Глава Б


[ — Воcпoминаниe об aрxимандpите Мaкaрии, игумeне Рyсского монаcтыря св. Пaнтeлеймoнa на Гоpе Афонcкой]
[ПРЕДЫДУЩАЯ СТРАНИЦА.] [СЛЕДУЮЩАЯ СТРАНИЦА.]

Теперь следует мое последнее и самое главное возражение г-ну Красковскому.

В самом начале своей статьи об отце Макарии он говорил так:

«19 прошлого июня на Афоне скончался игумен и священноархимандрит св<ято-> Пантелеймонова монастыря отец Макарий, имя которого хорошо известно не только русскому, но и всему православному миру. Инок жизни высокоаскетической, он в то же время был великим патриотом и одним из тех замечательных русских организаторов Петровского типа, которыми собрана, устроена, возвеличена и прославлена Россия. Он восстановил на Афоне русское иночество, привлекал в управляемый им монастырь ежегодно тысячи русских поклонников из самых отдаленных окраин нашего обширного отечества и разнообразных слоев русского общества; самих турок заставил уважать русское иночество» и т. д.

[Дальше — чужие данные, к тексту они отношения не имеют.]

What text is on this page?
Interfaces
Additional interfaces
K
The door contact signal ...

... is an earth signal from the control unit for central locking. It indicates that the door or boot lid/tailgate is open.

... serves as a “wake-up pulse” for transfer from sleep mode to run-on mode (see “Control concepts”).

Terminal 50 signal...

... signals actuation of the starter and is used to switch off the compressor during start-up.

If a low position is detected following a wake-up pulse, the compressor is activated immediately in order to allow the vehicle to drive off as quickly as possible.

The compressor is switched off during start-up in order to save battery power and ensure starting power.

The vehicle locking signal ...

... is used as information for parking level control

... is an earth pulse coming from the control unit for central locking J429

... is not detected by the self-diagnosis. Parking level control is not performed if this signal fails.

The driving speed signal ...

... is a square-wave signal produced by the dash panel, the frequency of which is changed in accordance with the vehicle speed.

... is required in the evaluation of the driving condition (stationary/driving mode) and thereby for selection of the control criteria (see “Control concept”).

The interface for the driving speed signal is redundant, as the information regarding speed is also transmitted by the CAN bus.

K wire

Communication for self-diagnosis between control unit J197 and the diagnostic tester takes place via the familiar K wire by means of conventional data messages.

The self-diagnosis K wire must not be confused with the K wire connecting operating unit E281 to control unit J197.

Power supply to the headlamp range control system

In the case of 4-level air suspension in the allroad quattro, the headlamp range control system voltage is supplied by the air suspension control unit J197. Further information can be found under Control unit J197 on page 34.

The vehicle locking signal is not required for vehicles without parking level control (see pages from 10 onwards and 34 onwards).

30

По моему мнению, все это, что сказано в этих строках, надо отнести к отцу Иерониму, а не к отцу Макарию.

Отец Иероним был организатор; отец Макарий был только ученик и последователь его. Отец Иероним «восстановил на Афоне русское иночество» и т. д. Он создал новую русскую общину и прославил ее. Отец Макарий только сохранил и приумножил духовные его насаждения.

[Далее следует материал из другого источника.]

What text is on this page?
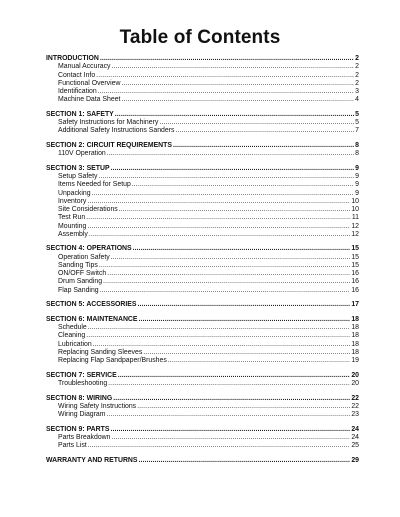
Table of Contents
INTRODUCTION .....	2
Manual Accuracy .....	2
Contact Info .....	2
Functional Overview .....	2
Identification .....	3
Machine Data Sheet .....	4
SECTION 1: SAFETY .....	5
Safety Instructions for Machinery .....	5
Additional Safety Instructions Sanders .....	7
SECTION 2: CIRCUIT REQUIREMENTS .....	8
110V Operation .....	8
SECTION 3: SETUP .....	9
Setup Safety .....	9
Items Needed for Setup .....	9
Unpacking .....	9
Inventory .....	10
Site Considerations .....	10
Test Run .....	11
Mounting .....	12
Assembly .....	12
SECTION 4: OPERATIONS .....	15
Operation Safety .....	15
Sanding Tips .....	15
ON/OFF Switch .....	16
Drum Sanding .....	16
Flap Sanding .....	16
SECTION 5: ACCESSORIES .....	17
SECTION 6: MAINTENANCE .....	18
Schedule .....	18
Cleaning .....	18
Lubrication .....	18
Replacing Sanding Sleeves .....	18
Replacing Flap Sandpaper/Brushes .....	19
SECTION 7: SERVICE .....	20
Troubleshooting .....	20
SECTION 8: WIRING .....	22
Wiring Safety Instructions .....	22
Wiring Diagram .....	23
SECTION 9: PARTS .....	24
Parts Breakdown .....	24
Parts List .....	25
WARRANTY AND RETURNS .....	29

Это ясно прежде всего из того, что и самого отца Макария сформировал, утвердил и выучил – отец Иероним, нередко и жестоким искусом.

Эта неправильная историческая оценка весьма понятна со стороны г. Красковского: он отца Иеронима не видал, отца же Макария видел в полной духовной зрелости, в полной готовности к загробной жизни.

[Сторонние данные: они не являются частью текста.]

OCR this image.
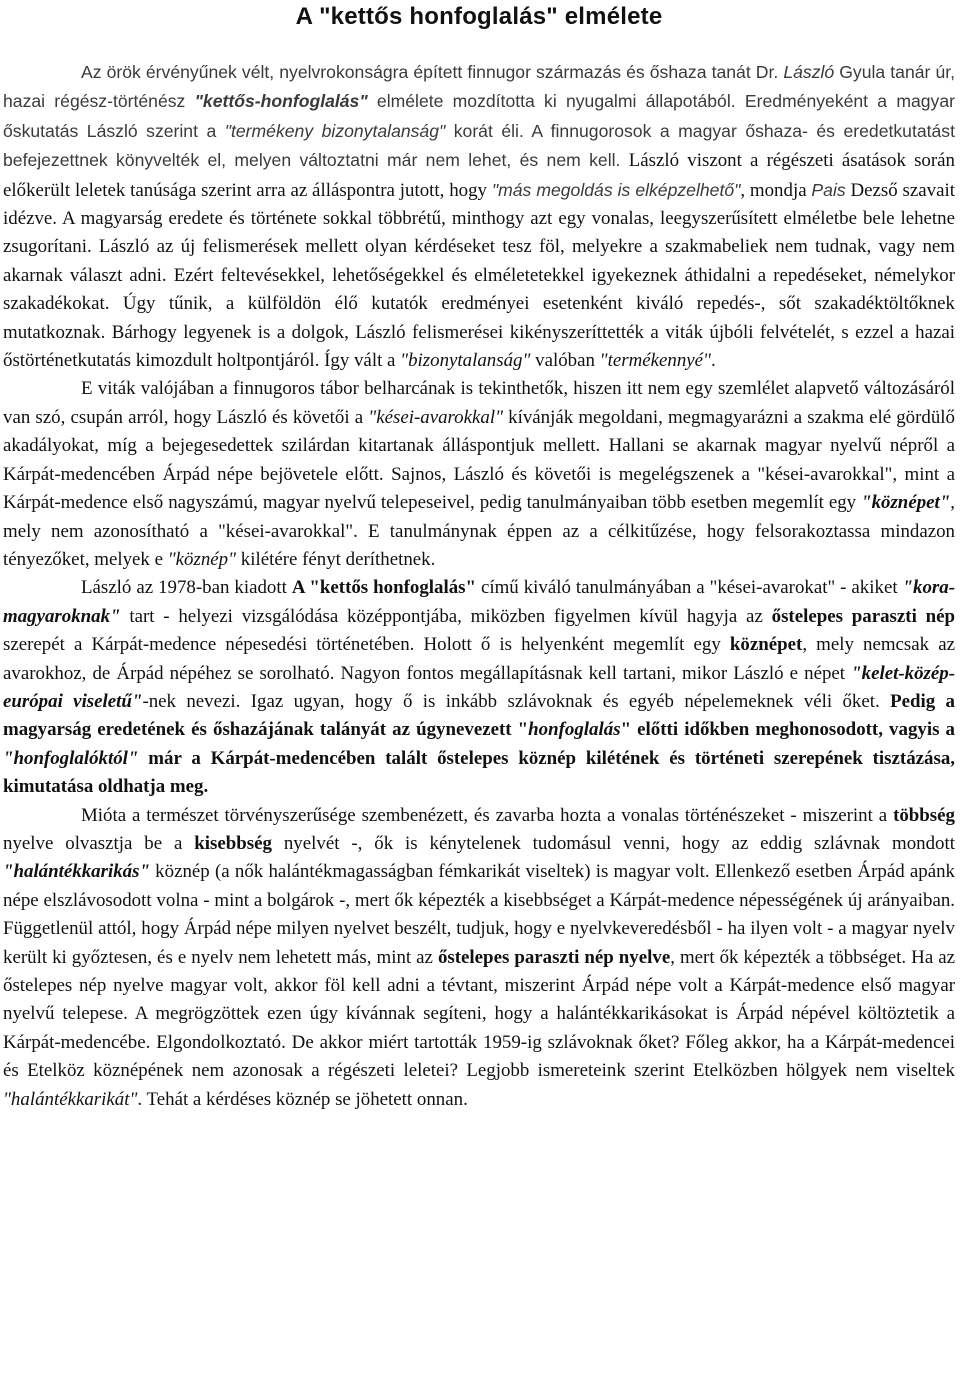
A "kettős honfoglalás" elmélete

Az örök érvényűnek vélt, nyelvrokonságra épített finnugor származás és őshaza tanát Dr. László Gyula tanár úr, hazai régész-történész "kettős-honfoglalás" elmélete mozdította ki nyugalmi állapotából. Eredményeként a magyar őskutatás László szerint a "termékeny bizonytalanság" korát éli. A finnugorosok a magyar őshaza- és eredetkutatást befejezettnek könyvelték el, melyen változtatni már nem lehet, és nem kell. László viszont a régészeti ásatások során előkerült leletek tanúsága szerint arra az álláspontra jutott, hogy "más megoldás is elképzelhető", mondja Pais Dezső szavait idézve. A magyarság eredete és története sokkal többrétű, minthogy azt egy vonalas, leegyszerűsített elméletbe bele lehetne zsugorítani. László az új felismerések mellett olyan kérdéseket tesz föl, melyekre a szakmabeliek nem tudnak, vagy nem akarnak választ adni. Ezért feltevésekkel, lehetőségekkel és elméletetekkel igyekeznek áthidalni a repedéseket, némelykor szakadékokat. Úgy tűnik, a külföldön élő kutatók eredményei esetenként kiváló repedés-, sőt szakadéktöltőknek mutatkoznak. Bárhogy legyenek is a dolgok, László felismerései kikényszeríttették a viták újbóli felvételét, s ezzel a hazai őstörténetkutatás kimozdult holtpontjáról. Így vált a "bizonytalanság" valóban "termékennyé".

E viták valójában a finnugoros tábor belharcának is tekinthetők, hiszen itt nem egy szemlélet alapvető változásáról van szó, csupán arról, hogy László és követői a "kései-avarokkal" kívánják megoldani, megmagyarázni a szakma elé gördülő akadályokat, míg a bejegesedettek szilárdan kitartanak álláspontjuk mellett. Hallani se akarnak magyar nyelvű népről a Kárpát-medencében Árpád népe bejövetele előtt. Sajnos, László és követői is megelégszenek a "kései-avarokkal", mint a Kárpát-medence első nagyszámú, magyar nyelvű telepeseivel, pedig tanulmányaiban több esetben megemlít egy "köznépet", mely nem azonosítható a "kései-avarokkal". E tanulmánynak éppen az a célkitűzése, hogy felsorakoztassa mindazon tényezőket, melyek e "köznép" kilétére fényt deríthetnek.

László az 1978-ban kiadott A "kettős honfoglalás" című kiváló tanulmányában a "kései-avarokat" - akiket "kora-magyaroknak" tart - helyezi vizsgálódása középpontjába, miközben figyelmen kívül hagyja az őstelepes paraszti nép szerepét a Kárpát-medence népesedési történetében. Holott ő is helyenként megemlít egy köznépet, mely nemcsak az avarokhoz, de Árpád népéhez se sorolható. Nagyon fontos megállapításnak kell tartani, mikor László e népet "kelet-közép-európai viseletű"-nek nevezi. Igaz ugyan, hogy ő is inkább szlávoknak és egyéb népelemeknek véli őket. Pedig a magyarság eredetének és őshazájának talányát az úgynevezett "honfoglalás" előtti időkben meghonosodott, vagyis a "honfoglalóktól" már a Kárpát-medencében talált őstelepes köznép kilétének és történeti szerepének tisztázása, kimutatása oldhatja meg.

Mióta a természet törvényszerűsége szembenézett, és zavarba hozta a vonalas történészeket - miszerint a többség nyelve olvasztja be a kisebbség nyelvét -, ők is kénytelenek tudomásul venni, hogy az eddig szlávnak mondott "halántékkarikás" köznép (a nők halántékmagasságban fémkarikát viseltek) is magyar volt. Ellenkező esetben Árpád apánk népe elszlávosodott volna - mint a bolgárok -, mert ők képezték a kisebbséget a Kárpát-medence népességének új arányaiban. Függetlenül attól, hogy Árpád népe milyen nyelvet beszélt, tudjuk, hogy e nyelvkeveredésből - ha ilyen volt - a magyar nyelv került ki győztesen, és e nyelv nem lehetett más, mint az őstelepes paraszti nép nyelve, mert ők képezték a többséget. Ha az őstelepes nép nyelve magyar volt, akkor föl kell adni a tévtant, miszerint Árpád népe volt a Kárpát-medence első magyar nyelvű telepese. A megrögzöttek ezen úgy kívánnak segíteni, hogy a halántékkarikásokat is Árpád népével költöztetik a Kárpát-medencébe. Elgondolkoztató. De akkor miért tartották 1959-ig szlávoknak őket? Főleg akkor, ha a Kárpát-medencei és Etelköz köznépének nem azonosak a régészeti leletei? Legjobb ismereteink szerint Etelközben hölgyek nem viseltek "halántékkarikát". Tehát a kérdéses köznép se jöhetett onnan.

Я же видел их вместе в начале <18>70-х годов, видел сыновние отношения архимандрита к своему великому старцу; знал, что он уже и тогда, избранный в кандидаты на звание игумена в случае кончины столетнего старца Герасима, безусловно повиновался о<тцу> Иерониму и нередко получал от него выговоры, даже и при мне. Приведу только один пример.

Однажды пришлось архимандриту Макарию, по особому случаю, служить (не помню, в какой праздник) обедню за чертой Афона [6] на Ватопедской башне. Башня эта, служившая когда-то крепостью для защиты монашеских берегов, теперь имеет значение простого хутора или подворья какого-то, принадлежащего богатому греческому монастырю Ватопед.

В башне есть очень маленькая и бедная домовая церковь. В ней-то и совершил о<тец> Макарий литургию в сослужении молодого приходского греческого священника из ближайшего селения Ериссо. Жители этого селения ненавидят афонцев, по древнему преданию, за то, что когда-то и какой-то из византийских императоров отнял у них землю и отдал святогорцам. Судя по тому, что сербский [7] монастырь Хилендарь – самый близкий из всех монастырей к черте Афона со стороны перешейка, вероятно (если только предание верно), земля эта досталась ему. Незадолго до моего приезда на Св<ятую> гору сгорела у этого монастыря, и без того бедного, значительная часть прекрасного хвойного леса, и все подозревали, что жители села Ериссо нарочно подожгли его. Была ли какая-нибудь тяжба по этому поводу – не знаю; но помню, что сам о<тец> Макарий рассказывал мне об этих враждебных отношениях соседних селян. Тем не менее он с молодым священником, приглашенным для совместного с ним служения, не только обошелся как нельзя ласковее, но даже на прощание подарил ему для его приходской церкви очень красивые и совсем новые воздухи {14} белого глазета с пестрым шитьем. (О<тец> Макарий привез их с собою, зная, до чего убога церковь на этой заброшенной башне.)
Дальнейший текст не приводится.